Prabhupāda: No, no. Unless he can maintain family, why should he marry?
Upendra: Well, I'm specifically questioning the fact that some . . . of course, our movement is young, but so many women, their husbands leave them, and they are so young and they're left. So these young women I'm thinking may become a disturbance in the future to the movement, because how a woman can remain unmarried for so many years? Her husband has left her after a few years of marriage. Generally we preach . . .
Prabhupāda: What we can do?
Upendra: I'm saying the emphasis of marriage responsibility, I don't know if it's preached that strongly. Generally it's preached that one should not . . .

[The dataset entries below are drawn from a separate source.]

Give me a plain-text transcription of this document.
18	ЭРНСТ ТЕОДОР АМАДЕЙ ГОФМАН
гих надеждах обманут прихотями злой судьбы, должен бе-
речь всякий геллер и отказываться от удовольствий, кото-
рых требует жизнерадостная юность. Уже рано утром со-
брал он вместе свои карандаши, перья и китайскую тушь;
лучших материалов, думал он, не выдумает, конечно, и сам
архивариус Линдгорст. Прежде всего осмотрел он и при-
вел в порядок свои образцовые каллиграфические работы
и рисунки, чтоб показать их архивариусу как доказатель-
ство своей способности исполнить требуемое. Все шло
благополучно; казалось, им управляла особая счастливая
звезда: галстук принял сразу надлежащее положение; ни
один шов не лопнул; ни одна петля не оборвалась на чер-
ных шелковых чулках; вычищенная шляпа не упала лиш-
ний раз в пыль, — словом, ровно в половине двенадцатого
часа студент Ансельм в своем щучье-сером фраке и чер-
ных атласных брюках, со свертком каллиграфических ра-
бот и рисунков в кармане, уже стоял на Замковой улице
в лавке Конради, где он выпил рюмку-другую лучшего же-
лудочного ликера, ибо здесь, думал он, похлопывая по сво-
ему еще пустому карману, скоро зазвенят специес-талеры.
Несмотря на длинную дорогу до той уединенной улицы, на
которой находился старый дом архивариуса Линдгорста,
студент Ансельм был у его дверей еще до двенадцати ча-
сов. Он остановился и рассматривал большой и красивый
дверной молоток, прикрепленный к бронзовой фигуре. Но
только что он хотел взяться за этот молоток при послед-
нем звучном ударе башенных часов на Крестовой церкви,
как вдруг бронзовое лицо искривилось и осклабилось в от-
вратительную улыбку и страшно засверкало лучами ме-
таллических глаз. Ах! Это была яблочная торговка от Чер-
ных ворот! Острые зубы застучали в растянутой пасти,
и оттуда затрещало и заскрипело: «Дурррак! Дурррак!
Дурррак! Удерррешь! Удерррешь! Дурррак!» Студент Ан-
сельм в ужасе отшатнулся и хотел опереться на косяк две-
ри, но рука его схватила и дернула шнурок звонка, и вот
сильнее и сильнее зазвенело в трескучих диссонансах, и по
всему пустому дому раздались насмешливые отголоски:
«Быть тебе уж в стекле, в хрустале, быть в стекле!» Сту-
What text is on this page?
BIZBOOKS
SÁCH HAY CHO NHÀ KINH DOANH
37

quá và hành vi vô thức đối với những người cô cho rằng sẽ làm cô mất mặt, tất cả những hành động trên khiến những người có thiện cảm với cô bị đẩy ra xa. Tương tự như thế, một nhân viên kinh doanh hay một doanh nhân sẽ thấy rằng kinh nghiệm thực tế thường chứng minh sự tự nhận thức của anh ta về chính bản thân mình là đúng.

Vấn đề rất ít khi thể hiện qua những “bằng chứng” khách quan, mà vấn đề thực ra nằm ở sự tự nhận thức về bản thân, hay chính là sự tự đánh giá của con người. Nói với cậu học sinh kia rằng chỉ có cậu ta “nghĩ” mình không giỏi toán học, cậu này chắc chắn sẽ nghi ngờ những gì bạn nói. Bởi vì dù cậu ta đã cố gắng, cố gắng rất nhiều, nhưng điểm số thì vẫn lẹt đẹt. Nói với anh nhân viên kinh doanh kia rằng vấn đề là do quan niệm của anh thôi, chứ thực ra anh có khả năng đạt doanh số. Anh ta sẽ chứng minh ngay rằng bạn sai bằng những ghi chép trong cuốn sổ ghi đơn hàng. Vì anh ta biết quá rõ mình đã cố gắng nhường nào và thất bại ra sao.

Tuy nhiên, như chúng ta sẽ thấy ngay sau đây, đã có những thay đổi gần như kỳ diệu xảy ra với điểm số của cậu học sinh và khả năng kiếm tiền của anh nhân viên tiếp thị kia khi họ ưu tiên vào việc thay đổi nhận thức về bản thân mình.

Prabhupāda: No, if he marries, why he should not take responsibility for maintaining? Why he should marry if he has no power of maintaining?
Tamāla Kṛṣṇa: What does that mean, "Power of maintaining," Śrīla Prabhupāda?
Prabhupāda: He must maintain his wife, children nicely. Otherwise why he should marry?
Tamāla Kṛṣṇa: He shouldn't expect the temple to maintain him.
Prabhupāda: That is not possible.
Tamāla Kṛṣṇa: Of course, he might be thinking, "Well, I'm a pūjārī, so the temple should pay me money to maintain my family."
Prabhupāda: If we have got brahmacārī pūjārī, why should we maintain a gṛhastha? He is not only one pūjārī. We have got sannyāsī, brahmacārī. Why should we maintain a gṛhastha? And where is the means? After all, these things are to be adjusted. I can give you the ideas. (indistinct background whispering) The pūjārīs were given in Vṛndāvana the temple, and they made it a source of income, just like the gosāis are doing. Their pūjā goes to hell.